I didn't get home until 7 tonight (long story having to do with waiting 45 minutes for a bus that never came) and for some reason I decided to call my old office manager at Aish. I rarely call Aish any more; I don't know why I decided to tonight except that I wanted to tell him I wrote my first Thank You donation letter today and started it off with "I hope this letter finds you and your family in the best of health" which is how he starts off every single letter he ever writes. I was going to tell him that he taught me well, but when I called I found out his wife, Shifra (my very good friend and longtime mahj partner), lost her father yesterday. And to make things worse, as she was checking in her luggage at the airport today to go to her hometown for the levaya (funeral), she got a call that her 16 year old, who's developmentally disabled and living in a group home, needed emergency hernia surgery. I felt so bad for her! We who have made aliyah know all too well the pain of not being able to be there for our loved ones or feeling like we need to be in two places at one time. Of course she had to be there for her son, and her mother understood. I called Shifra at her son's hospital room and we talked until it was time for them to take him down for surgery. The operation is only supposed to take an hour, so I'm going to call again before I go to bed. Bli ayin hara, the surgery should go well and have him feeling better quickly.
So, back to the car business. David had to lose a few hours pay when he took the paperwork to the garage after they towed the car in last week. The car rental place they sent him to wasn't easily accessible and he had to take a cab (the buses cost us practically nothing so this is probably the first cab either of us has taken since we moved here) to pick it up. So he missed several hours of work that day. Today he left work in the middle of the day to take the rental car back near the Old City and then take another cab into Talpiyot. There was a whole balagan with paying for the car because he didn't take a check with him (we've probably written 10 checks since we've moved here; everything comes off the credit card that gets paid off each month - as per bank rules) and the credit card company wouldn't let him put the whole amount on the card. He finally got all the financial stuff taken care of and went back to work. Except the car overheated on his way back! He called the garage and they told him to bring the car back tomorrow. David was ready to pull his hair out (the one or two that are left - sorry; couldn't resist).
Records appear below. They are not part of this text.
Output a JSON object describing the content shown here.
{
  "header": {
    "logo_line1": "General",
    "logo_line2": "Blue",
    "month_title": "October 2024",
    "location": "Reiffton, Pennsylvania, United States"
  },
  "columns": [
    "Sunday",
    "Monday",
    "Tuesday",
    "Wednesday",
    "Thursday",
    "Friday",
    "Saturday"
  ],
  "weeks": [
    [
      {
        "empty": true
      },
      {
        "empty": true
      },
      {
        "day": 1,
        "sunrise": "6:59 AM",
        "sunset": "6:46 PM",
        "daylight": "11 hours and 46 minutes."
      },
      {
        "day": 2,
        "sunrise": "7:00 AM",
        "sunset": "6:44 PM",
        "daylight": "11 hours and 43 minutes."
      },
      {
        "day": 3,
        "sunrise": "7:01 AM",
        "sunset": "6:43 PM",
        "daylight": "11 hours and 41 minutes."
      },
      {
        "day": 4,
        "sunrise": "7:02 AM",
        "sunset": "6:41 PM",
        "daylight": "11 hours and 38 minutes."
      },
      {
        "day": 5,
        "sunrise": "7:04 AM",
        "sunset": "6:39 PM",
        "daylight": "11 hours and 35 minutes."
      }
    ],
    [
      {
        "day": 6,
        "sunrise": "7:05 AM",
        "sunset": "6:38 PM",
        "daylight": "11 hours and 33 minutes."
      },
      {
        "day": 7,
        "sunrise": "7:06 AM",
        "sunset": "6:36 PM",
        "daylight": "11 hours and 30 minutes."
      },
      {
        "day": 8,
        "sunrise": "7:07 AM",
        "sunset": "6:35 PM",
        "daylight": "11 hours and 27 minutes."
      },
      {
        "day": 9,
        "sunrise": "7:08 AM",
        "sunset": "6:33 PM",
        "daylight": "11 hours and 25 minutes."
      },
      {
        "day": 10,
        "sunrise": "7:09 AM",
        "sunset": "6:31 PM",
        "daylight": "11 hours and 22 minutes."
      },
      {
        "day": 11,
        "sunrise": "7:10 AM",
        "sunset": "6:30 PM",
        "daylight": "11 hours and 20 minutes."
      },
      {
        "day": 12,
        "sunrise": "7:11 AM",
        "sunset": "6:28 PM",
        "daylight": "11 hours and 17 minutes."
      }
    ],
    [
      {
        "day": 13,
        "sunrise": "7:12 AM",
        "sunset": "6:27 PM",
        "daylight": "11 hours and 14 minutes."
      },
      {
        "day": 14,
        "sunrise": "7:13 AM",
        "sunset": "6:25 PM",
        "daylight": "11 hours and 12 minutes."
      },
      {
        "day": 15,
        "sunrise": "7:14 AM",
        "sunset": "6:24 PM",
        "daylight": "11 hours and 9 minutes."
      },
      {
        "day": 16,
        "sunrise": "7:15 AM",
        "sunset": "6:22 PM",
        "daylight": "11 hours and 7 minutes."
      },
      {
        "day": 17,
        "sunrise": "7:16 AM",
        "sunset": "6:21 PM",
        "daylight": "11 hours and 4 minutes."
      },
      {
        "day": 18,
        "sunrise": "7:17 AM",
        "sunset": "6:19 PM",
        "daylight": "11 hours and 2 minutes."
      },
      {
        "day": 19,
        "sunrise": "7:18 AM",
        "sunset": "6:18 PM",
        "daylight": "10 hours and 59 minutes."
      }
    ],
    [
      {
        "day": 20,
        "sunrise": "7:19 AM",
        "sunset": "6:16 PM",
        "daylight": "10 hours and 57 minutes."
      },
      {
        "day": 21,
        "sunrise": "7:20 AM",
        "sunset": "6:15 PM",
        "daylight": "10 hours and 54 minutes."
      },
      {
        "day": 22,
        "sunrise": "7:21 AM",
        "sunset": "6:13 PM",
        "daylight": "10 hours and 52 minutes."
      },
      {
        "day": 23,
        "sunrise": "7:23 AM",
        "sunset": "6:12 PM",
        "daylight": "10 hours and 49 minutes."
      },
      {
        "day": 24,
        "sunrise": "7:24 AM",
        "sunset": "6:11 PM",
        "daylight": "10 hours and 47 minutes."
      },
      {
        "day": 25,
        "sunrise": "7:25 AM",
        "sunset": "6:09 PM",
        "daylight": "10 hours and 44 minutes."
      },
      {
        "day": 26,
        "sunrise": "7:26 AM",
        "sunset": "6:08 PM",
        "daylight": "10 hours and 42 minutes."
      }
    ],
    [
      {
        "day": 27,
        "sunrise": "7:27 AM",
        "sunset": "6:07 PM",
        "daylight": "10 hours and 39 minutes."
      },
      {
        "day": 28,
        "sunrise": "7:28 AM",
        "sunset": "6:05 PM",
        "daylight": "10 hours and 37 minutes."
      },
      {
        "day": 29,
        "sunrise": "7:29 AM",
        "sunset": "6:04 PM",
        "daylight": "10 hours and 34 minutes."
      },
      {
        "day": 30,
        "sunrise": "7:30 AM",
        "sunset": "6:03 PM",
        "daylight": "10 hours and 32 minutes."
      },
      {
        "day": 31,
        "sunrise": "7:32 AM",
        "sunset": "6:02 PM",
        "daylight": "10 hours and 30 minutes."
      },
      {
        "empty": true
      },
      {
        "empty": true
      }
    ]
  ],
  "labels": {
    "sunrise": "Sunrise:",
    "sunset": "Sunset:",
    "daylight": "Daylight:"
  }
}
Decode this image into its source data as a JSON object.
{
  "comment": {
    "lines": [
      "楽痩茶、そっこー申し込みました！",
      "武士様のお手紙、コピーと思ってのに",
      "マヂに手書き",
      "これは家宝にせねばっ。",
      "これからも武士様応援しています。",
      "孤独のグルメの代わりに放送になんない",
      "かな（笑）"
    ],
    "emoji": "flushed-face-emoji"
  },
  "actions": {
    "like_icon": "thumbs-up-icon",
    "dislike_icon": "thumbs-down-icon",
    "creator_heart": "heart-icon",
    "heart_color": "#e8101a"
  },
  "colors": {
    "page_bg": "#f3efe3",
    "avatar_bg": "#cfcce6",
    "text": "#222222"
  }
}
You see, tonight started Yom Hazikaron (a holiday commemorating Israel's fallen soldiers and the victims of terror), and tomorrow night starts Yom Hatzmaut (a holiday much like the 4th of July, celebrating the state of Israel) - so David will have to get the car there first thing in the morning and probably wait until they can find out what's wrong with it. He left it at work and took a bus home tonight, so he's going to have to leave pretty early in the morning to get there when the garage opens. And he only works 5 hours tomorrow because of the holiday. When he doesn't work, he doesn't get paid. It's not fair that this kid negligently left the back doors of his truck unlatched which then crashed into our car - and he drives away while we have to suffer the lost wages, the time spent dealing with the garage and the insurance, and the outlay of cash that we may or may not be reimbursed for. Again, there's a lesson in this for us, but right now my head is spinning from exhaustion so I'll have to figure it out another time.